收稿日期: 2021-07-29
网络出版日期: 2022-01-28
基金资助
国家自然科学基金(81401193);上海市自然科学基金(19ZR1442100)
Molecular genetic diagnosis of 9 cases with 46,XY complete gonadal dysgenesis
Received date: 2021-07-29
Online published: 2022-01-28
Supported by
National Natural Science Foundation of China(81401193);Municipal Natural Science Foundation of Shanghai(19ZR1442100)
目的·分析9例46,XY完全性性腺发育不全(complete gonadal dysgenesis,CGD)患者的遗传学病因。方法·应用SRY基因测序、二代测序(next generation sequencing,NGS)和染色体微阵列(chromosome microarray,CMA)等分子诊断技术综合分析9例46,XY CGD患者的基因变异情况。结果·9例46,XY CGD先证者中检出4例携带SRY基因突变,其中2例携带未见报道的SRY基因致病/疑似致病突变,分别为SRY缺失突变和c.208T>C(p.Trp70Arg)错义突变;2例携带已报道的SRY基因致病突变,即c.169C>T(p.Gln57X)和c.264dup (p.Glu89fs*15)。NGS检测出1例MAP3K1基因杂合突变c.1016G>A(p.Arg339Gln),该突变为疑似致病突变。有2例散发病例经NGS检测、CMA分析未发现致病性拷贝数变异(copy number variations,CNVs)。有2例为家族病例,通过对父母为近亲结婚的两姐妹中的妹妹进行全外显子组测序,在筛选纯合区域的纯合变异后未发现明确的致病突变或可能与性发育相关的变异;CNVs分析发现两姐妹DMRT1基因内含子2中有约14 kb纯合缺失(Chr9:866,388-880,086,hg19),扩增覆盖断点的PCR测序显示健康双亲为杂合缺失携带者;而后采用PhastCons软件对内含子的缺失序列进行保守片段分析,发现2个保守的非编码元件(conserved non-coding elements,CNEs)。结论·SRY基因突变是46,XY CGD较常见的遗传学病因;发现2个新的SRY基因致病/疑似致病突变。DMRT1内含子2中14 kb纯合缺失可能是该研究中两姐妹的候选致病突变。采用不同序贯的遗传学方法逐步分析46,XY CGD患者的遗传病因,有助于全面了解46,XY CGD患者的分子病因。

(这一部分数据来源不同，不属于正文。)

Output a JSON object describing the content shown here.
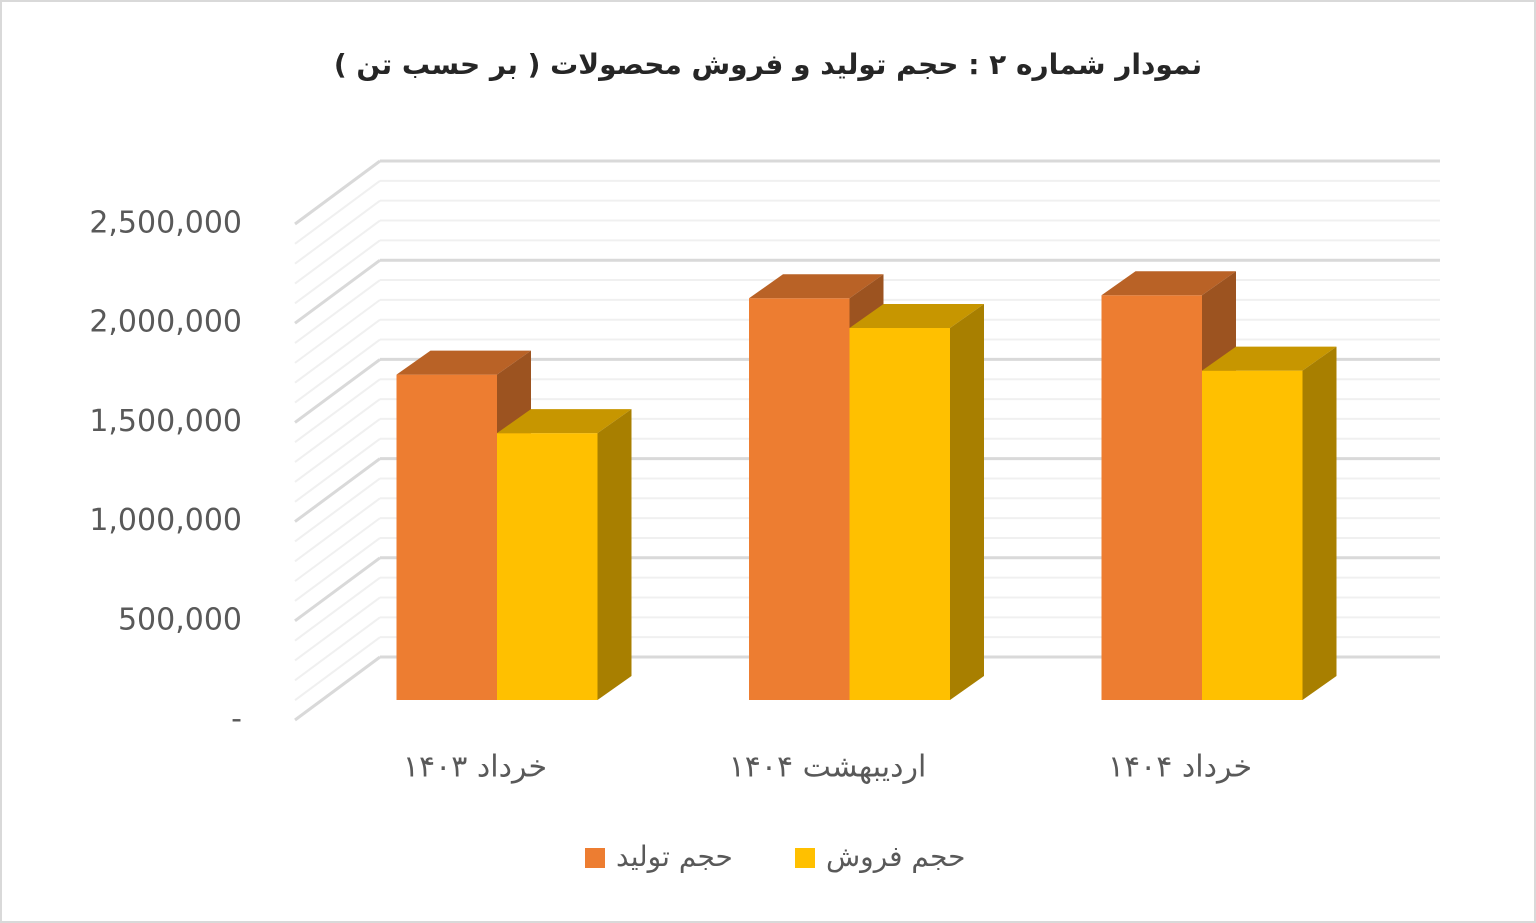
{
  "chart_data": {
    "type": "bar3d",
    "title": "نمودار شماره ۲ : حجم  تولید و فروش محصولات ( بر حسب تن )",
    "categories": [
      "خرداد ۱۴۰۳",
      "اردیبهشت ۱۴۰۴",
      "خرداد ۱۴۰۴"
    ],
    "series": [
      {
        "name": "حجم تولید",
        "color": "#ED7D31",
        "values": [
          1640000,
          2025000,
          2040000
        ]
      },
      {
        "name": "حجم فروش",
        "color": "#FFC000",
        "values": [
          1345000,
          1875000,
          1660000
        ]
      }
    ],
    "ylim": [
      0,
      2500000
    ],
    "yticks": [
      {
        "value": 0,
        "label": "-"
      },
      {
        "value": 500000,
        "label": "500,000"
      },
      {
        "value": 1000000,
        "label": "1,000,000"
      },
      {
        "value": 1500000,
        "label": "1,500,000"
      },
      {
        "value": 2000000,
        "label": "2,000,000"
      },
      {
        "value": 2500000,
        "label": "2,500,000"
      }
    ],
    "grid": true
  }
}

关键词: 46,XY完全性性腺发育不全; 性发育不全; SRY基因; MAP3K1基因; 二代测序
王海城 , 刘宇 , 叶荟 , 倪琳 , 曹英 , 孙云龙 , 肖冰 , 马彩霞 , 唐利芳 . 9例46,XY完全性性腺发育不全患者分子遗传学分析[J]. 上海交通大学学报(医学版), 2022 , 42(1) : 63 -69 . DOI: 10.3969/j.issn.1674-8115.2022.01.009
·To identify the genetic causes of 9 patients with 46,XY complete gonadal dysgenesis (CGD) .
·The genetic variations of 9 patients with 46,XY CGD were analyzed by combining SRY mutation screening, next generation sequencing (NGS) and chromosome microarray (CMA).
·SRY mutations were identified in 4 of nine 46,XY CGD probands, including 2 patients with novel SRY gene pathogenic/likely pathogenic mutations, namely SRY deletion and c.208T>C (p.Trp70Arg) missense variation, and 2 patients with reported SRY pathogenic mutation, namely c.169C>T(p.Gln57X) and c.264dup(p.Glu89fs*15). One patient was identified with a heterozygous mutation in MAP3K1 gene c.1016G>A (p.Arg339Gln) by NGS, which was likely pathogenic mutation. In addition, CMA analysis and NGS found no pathogenic copy number variations (CNVs) in other 2 sporadic patients. Whole exome sequencing (WES) was performed on the younger of two sisters, whose parents were consanguineous marriage, filtered homozygous variants in the homozygous regions, no specific deleterious variants or likely variants associated with sexual development were found. CNVs analysis found an approximate 14 kb homozygous deletion in intron 2 of DMRT1 gene in both sister cases (Chr9: 866, 388-880, 086, hg19), and PCR sequencing with amplified spanned the junction revealed that healthy parents were heterozygous deletion carriers. Then PhastCons software was used to analyze the conserved fragments of the deletion intron sequences and two conserved non-coding elements (CNEs) were found.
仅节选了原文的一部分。